Grand Avenue Park Bridge
The City of Everett pedestrian bridge, which connects Everett’s downtown to the waterfront, is scheduled for completion in spring 2020. Spanning 283 feet and costing $20 million, it also doubles as a utility corridor, supporting storm and sewer pipes under the walkway. The bridge spans the Burlington Northern Santa Fe (BNSF) Railway tracks and West Marine View Drive, connecting to the waterfront at the border of the South Marina at Waterfront Place.
Future Housing and Office Space
While the first phase of Waterfront Place housing is underway, the second phase is anticipated to add about 350 housing units. Requests for proposals for that housing will go out later this year or next, Soper said. Waterfront Place allows for up to 660 residential units.
The phase also includes a 9,000-square-foot double restaurant concept; potentially 25,000 square feet of office space; and an amphitheater at Boxcar Park, located on the west side of the historic Weyerhaeuser Building, Soper said.
Phase three includes the middle section of the Waterfront Place development, which includes additional office, retail, and institutional use, and the potential for more housing, with full buildout of the site in about five years.
In total, Waterfront Place calls for up to 10 restaurants, government services, and 662,000 square feet of office and retail space, according to the port’s strategic plan.
Riverside Business Park
To the northeast, on the Snohomish River, the port last year dedicated 1.4 miles of new waterfront trails and several viewpoints along its Riverside Business Park, where tenants include Amazon, FedEx, and Safran aerospace company.

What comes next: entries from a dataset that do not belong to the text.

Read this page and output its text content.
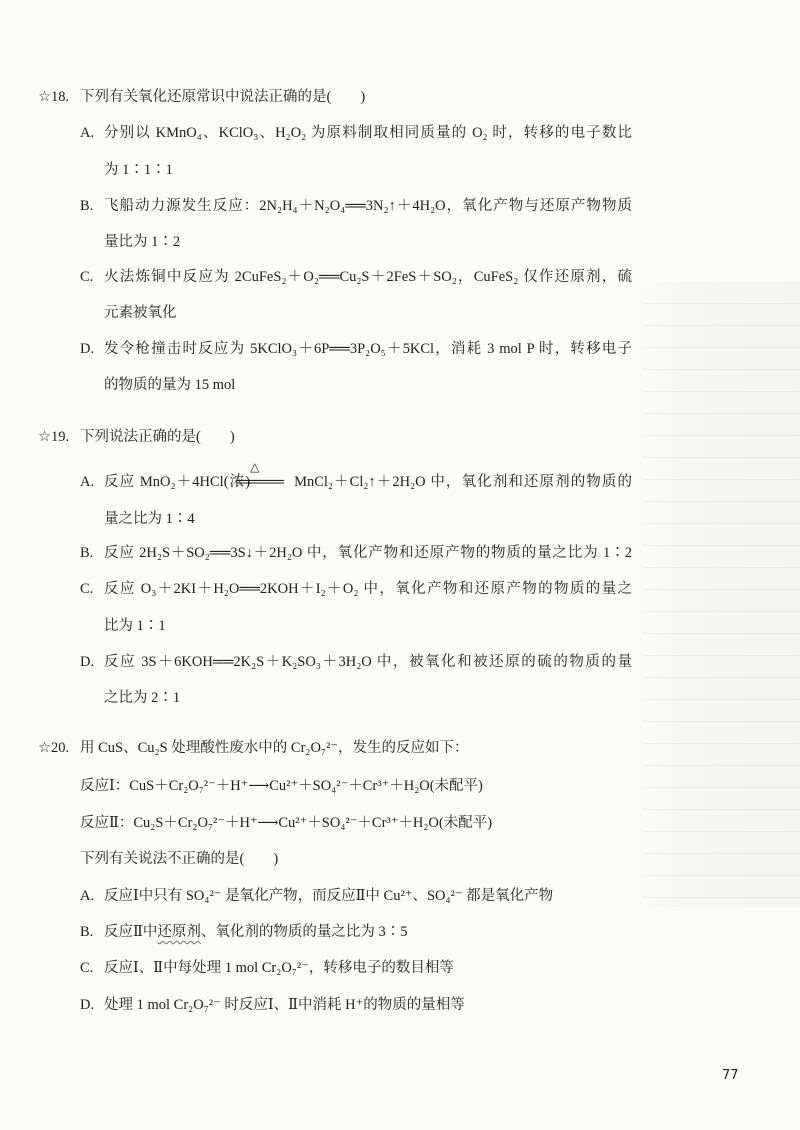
☆18. 下列有关氧化还原常识中说法正确的是(　　)
A. 分别以 KMnO₄、KClO₃、H₂O₂ 为原料制取相同质量的 O₂ 时，转移的电子数比
为 1∶1∶1
B. 飞船动力源发生反应：2N₂H₄＋N₂O₄══3N₂↑＋4H₂O，氧化产物与还原产物物质
量比为 1∶2
C. 火法炼铜中反应为 2CuFeS₂＋O₂══Cu₂S＋2FeS＋SO₂，CuFeS₂ 仅作还原剂，硫
元素被氧化
D. 发令枪撞击时反应为 5KClO₃＋6P══3P₂O₅＋5KCl，消耗 3 mol P 时，转移电子
的物质的量为 15 mol
☆19. 下列说法正确的是(　　)
A. 反应 MnO₂＋4HCl(浓)
△
══ MnCl₂＋Cl₂↑＋2H₂O 中，氧化剂和还原剂的物质的
量之比为 1∶4
B. 反应 2H₂S＋SO₂══3S↓＋2H₂O 中，氧化产物和还原产物的物质的量之比为 1∶2
C. 反应 O₃＋2KI＋H₂O══2KOH＋I₂＋O₂ 中，氧化产物和还原产物的物质的量之
比为 1∶1
D. 反应 3S＋6KOH══2K₂S＋K₂SO₃＋3H₂O 中，被氧化和被还原的硫的物质的量
之比为 2∶1
☆20. 用 CuS、Cu₂S 处理酸性废水中的 Cr₂O₇²⁻，发生的反应如下：
反应Ⅰ：CuS＋Cr₂O₇²⁻＋H⁺⟶Cu²⁺＋SO₄²⁻＋Cr³⁺＋H₂O(未配平)
反应Ⅱ：Cu₂S＋Cr₂O₇²⁻＋H⁺⟶Cu²⁺＋SO₄²⁻＋Cr³⁺＋H₂O(未配平)
下列有关说法不正确的是(　　)
A. 反应Ⅰ中只有 SO₄²⁻ 是氧化产物，而反应Ⅱ中 Cu²⁺、SO₄²⁻ 都是氧化产物
B. 反应Ⅱ中还原剂、氧化剂的物质的量之比为 3∶5
C. 反应Ⅰ、Ⅱ中每处理 1 mol Cr₂O₇²⁻，转移电子的数目相等
D. 处理 1 mol Cr₂O₇²⁻ 时反应Ⅰ、Ⅱ中消耗 H⁺的物质的量相等
77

Agreement with Marysville and Arlington
The port is collaborating with the cities of Marysville and Arlington to develop the Cascade Industrial Center (CIC), which overlaps both cities (57 percent in Arlington, 43 percent in Marysville) to bring new economic opportunity, jobs, and an expanded tax base to greater Snohomish County and the region, according to a port news release.
The port has special tools available for economic development that it can share with the cities to help develop the 4,019-acre CIC along Interstate 5, Soper said.
Nearly 1,762 acres, or about 44 percent of the land, is available for development, including partially used sites, sites that can be redeveloped, and vacant sites, according to a CIC FAQ sheet. Businesses in the CIC currently have more than 8,000 jobs. The area is projected to have 25,000 jobs by 2040.
“We’re supporting that effort with marketing and deal-making, and permitting, and we have the potential to expand our foreign trade zone into that area, if that’s an option,” Soper said.
The cities and port create a nexus, with the port serving as a shipping partner, trade partner, and economic development partner, she said.